Torsello, Davide - Pappová, Melinda: Social Networks in Movement. Time, interaction and interethnic spaces in Central Eastern Europe - Nostra Tempora 8. (Somorja-Dunaszerdahely, 2003)
Interaction, migration and change
230 Maruška Svašek requires examination of practical outcomes as well as ideals and moral discourses, and an appreciation of historical processes, both short-term and long-term. Katherine Verdery (1998: 161) has similarly claimed that property should be analysed “in terms of the whole system of social, cultural, and political relations, rather than through more narrowly legalistic notions such as ‘rights’ and ‘claims’”. Ownership not only constitutes subject-object relationships between owners and their possessions but also shapes specific connections between different social actors. In other words, property relations are dynamic social relations between people with regard to rights over certain “things” (cf. Hoebel 1966; Hann 1998). The wider, socio-historical and contextual approach to ownership has generated a number of revealing analyses of the ways in which the lives of individuals, families, and ethnic groups have been part of and affected by changing property relations in post-1990 Eastern Europe.

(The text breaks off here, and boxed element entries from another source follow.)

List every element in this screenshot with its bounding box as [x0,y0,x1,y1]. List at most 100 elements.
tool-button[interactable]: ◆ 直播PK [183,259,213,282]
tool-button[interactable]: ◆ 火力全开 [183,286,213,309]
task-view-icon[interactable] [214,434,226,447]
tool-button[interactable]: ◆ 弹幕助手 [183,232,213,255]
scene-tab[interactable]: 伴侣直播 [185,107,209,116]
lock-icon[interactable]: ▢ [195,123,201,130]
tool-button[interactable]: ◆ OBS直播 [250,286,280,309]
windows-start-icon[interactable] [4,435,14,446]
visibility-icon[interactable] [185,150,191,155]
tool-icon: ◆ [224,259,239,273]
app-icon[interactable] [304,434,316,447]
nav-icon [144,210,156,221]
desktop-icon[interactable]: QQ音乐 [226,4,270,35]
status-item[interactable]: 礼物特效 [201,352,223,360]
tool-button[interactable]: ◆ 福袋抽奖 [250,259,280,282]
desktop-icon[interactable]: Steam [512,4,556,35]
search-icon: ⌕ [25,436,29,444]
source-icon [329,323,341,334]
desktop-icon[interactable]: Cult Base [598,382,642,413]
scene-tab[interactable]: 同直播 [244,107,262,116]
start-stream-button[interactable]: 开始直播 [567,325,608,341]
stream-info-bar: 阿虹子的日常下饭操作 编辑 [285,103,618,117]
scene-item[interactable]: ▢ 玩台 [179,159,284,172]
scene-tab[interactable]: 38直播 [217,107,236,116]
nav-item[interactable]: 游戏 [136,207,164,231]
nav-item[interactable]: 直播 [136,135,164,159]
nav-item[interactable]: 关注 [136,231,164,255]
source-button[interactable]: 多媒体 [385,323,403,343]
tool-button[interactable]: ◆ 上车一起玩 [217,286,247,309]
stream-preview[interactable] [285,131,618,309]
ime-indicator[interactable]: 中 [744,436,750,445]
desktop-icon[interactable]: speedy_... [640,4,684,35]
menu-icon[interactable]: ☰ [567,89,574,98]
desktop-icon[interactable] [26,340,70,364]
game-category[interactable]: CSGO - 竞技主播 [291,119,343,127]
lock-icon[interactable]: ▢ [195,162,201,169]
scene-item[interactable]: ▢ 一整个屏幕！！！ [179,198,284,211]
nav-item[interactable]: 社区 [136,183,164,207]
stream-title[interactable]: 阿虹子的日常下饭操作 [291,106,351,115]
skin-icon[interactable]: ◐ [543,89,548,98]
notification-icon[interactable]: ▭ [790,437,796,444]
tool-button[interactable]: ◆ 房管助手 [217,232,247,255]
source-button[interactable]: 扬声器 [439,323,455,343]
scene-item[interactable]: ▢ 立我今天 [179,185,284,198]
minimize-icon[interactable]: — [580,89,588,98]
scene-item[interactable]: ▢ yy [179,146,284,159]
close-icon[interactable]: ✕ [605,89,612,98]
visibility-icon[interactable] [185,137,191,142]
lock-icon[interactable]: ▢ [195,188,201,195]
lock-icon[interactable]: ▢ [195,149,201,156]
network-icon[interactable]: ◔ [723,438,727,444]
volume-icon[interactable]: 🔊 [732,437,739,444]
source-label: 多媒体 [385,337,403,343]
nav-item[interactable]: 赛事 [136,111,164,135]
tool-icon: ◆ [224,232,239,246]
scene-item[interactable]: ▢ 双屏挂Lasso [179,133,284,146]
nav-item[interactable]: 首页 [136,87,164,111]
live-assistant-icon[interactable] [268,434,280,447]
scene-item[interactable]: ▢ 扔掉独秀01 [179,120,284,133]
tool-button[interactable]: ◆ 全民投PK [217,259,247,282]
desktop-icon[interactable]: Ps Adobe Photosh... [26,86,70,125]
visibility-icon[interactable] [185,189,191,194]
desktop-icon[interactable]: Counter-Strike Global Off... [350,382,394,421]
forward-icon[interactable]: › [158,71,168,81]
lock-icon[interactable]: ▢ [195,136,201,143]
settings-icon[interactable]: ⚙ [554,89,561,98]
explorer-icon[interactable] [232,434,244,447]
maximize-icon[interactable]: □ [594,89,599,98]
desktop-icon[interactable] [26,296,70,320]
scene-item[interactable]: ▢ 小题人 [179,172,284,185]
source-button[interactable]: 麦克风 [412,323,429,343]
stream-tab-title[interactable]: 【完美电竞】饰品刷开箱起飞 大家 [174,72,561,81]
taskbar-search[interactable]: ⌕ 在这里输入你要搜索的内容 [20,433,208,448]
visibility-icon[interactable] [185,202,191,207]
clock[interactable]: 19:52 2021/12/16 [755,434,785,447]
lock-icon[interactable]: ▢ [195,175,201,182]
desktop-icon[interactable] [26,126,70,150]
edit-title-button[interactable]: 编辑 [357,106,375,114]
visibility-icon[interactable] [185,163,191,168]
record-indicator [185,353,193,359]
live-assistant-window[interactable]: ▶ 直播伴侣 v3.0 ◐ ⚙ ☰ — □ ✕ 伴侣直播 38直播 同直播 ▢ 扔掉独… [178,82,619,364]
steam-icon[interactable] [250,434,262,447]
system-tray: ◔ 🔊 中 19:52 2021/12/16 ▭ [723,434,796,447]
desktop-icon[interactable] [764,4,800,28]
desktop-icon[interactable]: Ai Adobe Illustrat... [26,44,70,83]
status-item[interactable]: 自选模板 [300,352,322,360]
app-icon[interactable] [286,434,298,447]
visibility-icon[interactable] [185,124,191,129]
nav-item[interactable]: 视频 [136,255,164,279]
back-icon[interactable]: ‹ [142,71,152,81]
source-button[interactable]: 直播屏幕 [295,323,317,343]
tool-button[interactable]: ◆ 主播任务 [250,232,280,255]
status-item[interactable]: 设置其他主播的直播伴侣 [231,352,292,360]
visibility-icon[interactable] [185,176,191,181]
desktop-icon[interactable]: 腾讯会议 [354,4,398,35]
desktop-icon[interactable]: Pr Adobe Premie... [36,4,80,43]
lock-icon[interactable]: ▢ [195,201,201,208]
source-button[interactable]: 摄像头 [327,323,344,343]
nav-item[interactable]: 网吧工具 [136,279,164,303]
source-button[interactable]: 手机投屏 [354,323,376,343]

To my knowledge, however, none of the authors have explicitly incorporated a focus on emotions in their theoretical perspective.3 By contrast, this paper argues that an anthropological perspective on ownership must necessarily include a theoretical focus on emotional dynamics. Without such a focus, the complexities of property-related behaviour cannot be fully understood (cf. Svašek 2000b, 2001; Leutloff 2002; Zerilli 2002). Emotions play a crucial role in most areas of social life, as noted by an increasing number of anthropologists who have focused on the social, cultural, and political dimensions of emotions in the past three decades (cf. Lutz and White 1986; Svašek 2002).4 In post-socialist Eastern and Central Europe in particular, the rapidly transforming socio-economic and political conditions have generated strong feelings of euphoria, hope, disillusionment, disappointment, jealousy and hatred (cf. Creed 1998; Verdery 1998; Svašek 2000a, 2000b; Müller 2002; Skrbiš 2002). These same feelings have also been evoked in response to and as part of changing property relations (cf. Leutloff 2002; Svašek 2002; Zerilli 2002).